Was there perhaps a greater spread of the pandemic in churches- where, in any case, the number of attendees was small- than in supermarkets and other shops? Is there any such evidence that we’re not aware of?
And how do we explain the geographical distribution of the spread of the virus? Are the Christians in Macedonia and Thrace to blame and those in the rest of Greece less devout?
And if some clergymen or monks fall ill, what does that mean? That they were infected in church? And why did the clergy catch the virus and not the congregation? Did the ministers and members of parliament catch it in their offices?
And why are the reactions and the public, provocative violations by political parties and agencies accepted when there isn’t the slightest toleration for the judicious operation of churches? This is all we’re talking about, nothing else.
We need a breather. We’re choking. We can’t take any more.
Who’s to blame for all this, in the end? The spoiled ‘people of God’? The passive attitude of the Church? The lack of understanding on the part of the state? Perhaps prejudices and hostility or even an eagerness to cast aspersions at the Church and persecute the faithful? What’s to blame?
Irrespective of whose fault it is, something has to change. With respect for the critical nature of the situation, but also for the necessity of our spiritual survival.
Faith is very deeply rooted in the hearts of the faithful. It’s more necessary than the breath of life to us. Measures imposed without regard for our breathing and our pleading are deadly for our existence. We can’t bear it. The need for the Church and its sacraments is existential. And the closer we come to Christmas, the more intense is the feeling of asphyxiation.
We respect all the measures and we must observe them with all meticulousness to protect our own and public health, but we all need to save the last vestiges of our faith.
We’ll accept everything gladly if this means our churches remain open. And that a ray of hope remains open within us. A little light. The oxygen of divine worship is more vital for us than the oxygen of breathing.

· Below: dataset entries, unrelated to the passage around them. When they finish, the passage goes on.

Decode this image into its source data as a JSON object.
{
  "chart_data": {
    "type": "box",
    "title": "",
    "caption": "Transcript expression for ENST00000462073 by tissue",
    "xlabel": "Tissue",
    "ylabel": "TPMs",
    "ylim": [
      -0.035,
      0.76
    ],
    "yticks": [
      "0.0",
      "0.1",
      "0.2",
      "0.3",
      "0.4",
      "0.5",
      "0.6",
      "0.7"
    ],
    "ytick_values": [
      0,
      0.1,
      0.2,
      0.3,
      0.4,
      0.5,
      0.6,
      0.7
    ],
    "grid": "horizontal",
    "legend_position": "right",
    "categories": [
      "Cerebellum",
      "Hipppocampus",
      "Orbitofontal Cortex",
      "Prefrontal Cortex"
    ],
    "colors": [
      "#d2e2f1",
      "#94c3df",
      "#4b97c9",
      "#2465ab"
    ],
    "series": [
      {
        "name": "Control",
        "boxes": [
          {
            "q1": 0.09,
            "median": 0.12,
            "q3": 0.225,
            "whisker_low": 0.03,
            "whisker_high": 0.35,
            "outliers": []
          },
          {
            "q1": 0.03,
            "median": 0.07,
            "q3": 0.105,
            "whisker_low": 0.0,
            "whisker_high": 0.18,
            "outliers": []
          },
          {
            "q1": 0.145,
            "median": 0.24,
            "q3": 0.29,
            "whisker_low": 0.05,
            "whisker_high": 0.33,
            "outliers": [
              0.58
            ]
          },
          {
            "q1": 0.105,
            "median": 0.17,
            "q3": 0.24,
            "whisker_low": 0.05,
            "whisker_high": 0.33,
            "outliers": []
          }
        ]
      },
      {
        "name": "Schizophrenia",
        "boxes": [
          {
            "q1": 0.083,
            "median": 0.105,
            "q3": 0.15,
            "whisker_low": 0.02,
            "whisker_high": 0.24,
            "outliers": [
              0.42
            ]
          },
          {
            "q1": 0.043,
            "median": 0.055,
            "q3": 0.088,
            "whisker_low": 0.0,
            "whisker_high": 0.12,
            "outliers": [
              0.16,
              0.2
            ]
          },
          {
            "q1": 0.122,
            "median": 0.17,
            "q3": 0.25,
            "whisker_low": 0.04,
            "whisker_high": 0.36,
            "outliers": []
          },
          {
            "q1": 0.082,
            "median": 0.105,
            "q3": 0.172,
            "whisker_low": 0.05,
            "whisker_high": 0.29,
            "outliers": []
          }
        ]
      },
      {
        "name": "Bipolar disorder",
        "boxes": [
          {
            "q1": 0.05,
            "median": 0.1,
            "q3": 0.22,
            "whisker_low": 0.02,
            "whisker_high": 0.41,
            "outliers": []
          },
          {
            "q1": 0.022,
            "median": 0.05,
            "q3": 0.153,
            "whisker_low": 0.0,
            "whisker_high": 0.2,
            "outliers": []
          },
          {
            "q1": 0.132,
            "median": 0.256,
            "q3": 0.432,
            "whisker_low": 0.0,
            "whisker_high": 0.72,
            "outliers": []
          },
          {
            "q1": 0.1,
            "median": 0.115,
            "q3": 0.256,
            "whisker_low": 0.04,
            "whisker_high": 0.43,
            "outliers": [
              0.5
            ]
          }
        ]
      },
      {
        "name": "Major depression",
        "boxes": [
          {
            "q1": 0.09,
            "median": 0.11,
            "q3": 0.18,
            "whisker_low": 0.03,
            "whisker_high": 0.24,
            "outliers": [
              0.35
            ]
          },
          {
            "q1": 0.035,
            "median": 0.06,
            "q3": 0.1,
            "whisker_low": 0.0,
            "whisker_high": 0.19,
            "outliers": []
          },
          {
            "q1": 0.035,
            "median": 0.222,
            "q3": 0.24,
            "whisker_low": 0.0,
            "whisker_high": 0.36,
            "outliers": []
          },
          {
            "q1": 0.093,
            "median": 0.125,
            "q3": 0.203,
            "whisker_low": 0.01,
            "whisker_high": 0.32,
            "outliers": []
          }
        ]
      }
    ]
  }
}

And church attendance at Christmas is far more to the point than the decorations, the presents, the shopping and the eating out. This is why we willingly wear masks: in the hope that our soul will finally gain some relief in those days.
Churches must open at once. Certainly in conformity with strict public health regulations.
But these must also be reasonable.
We acknowledge the crisis and the need to protect our health. We don’t want to be responsible for the ill health or death of other people. Nor do we disrespect the responsibility of those in charge. Never and not in any way. Let us as the Church undertake those responsibilities which are incumbent upon us.
We also ask for respect for our faith, however, and for our need for spiritual survival. The measures which have been implemented have sent us into intensive care. We are in desperate need of oxygen and… breathing equipment. We need our churches to be open. Or at least not under lock, key and supervision.
Closed churches threaten the faithful; open ones [threaten] all the viruses.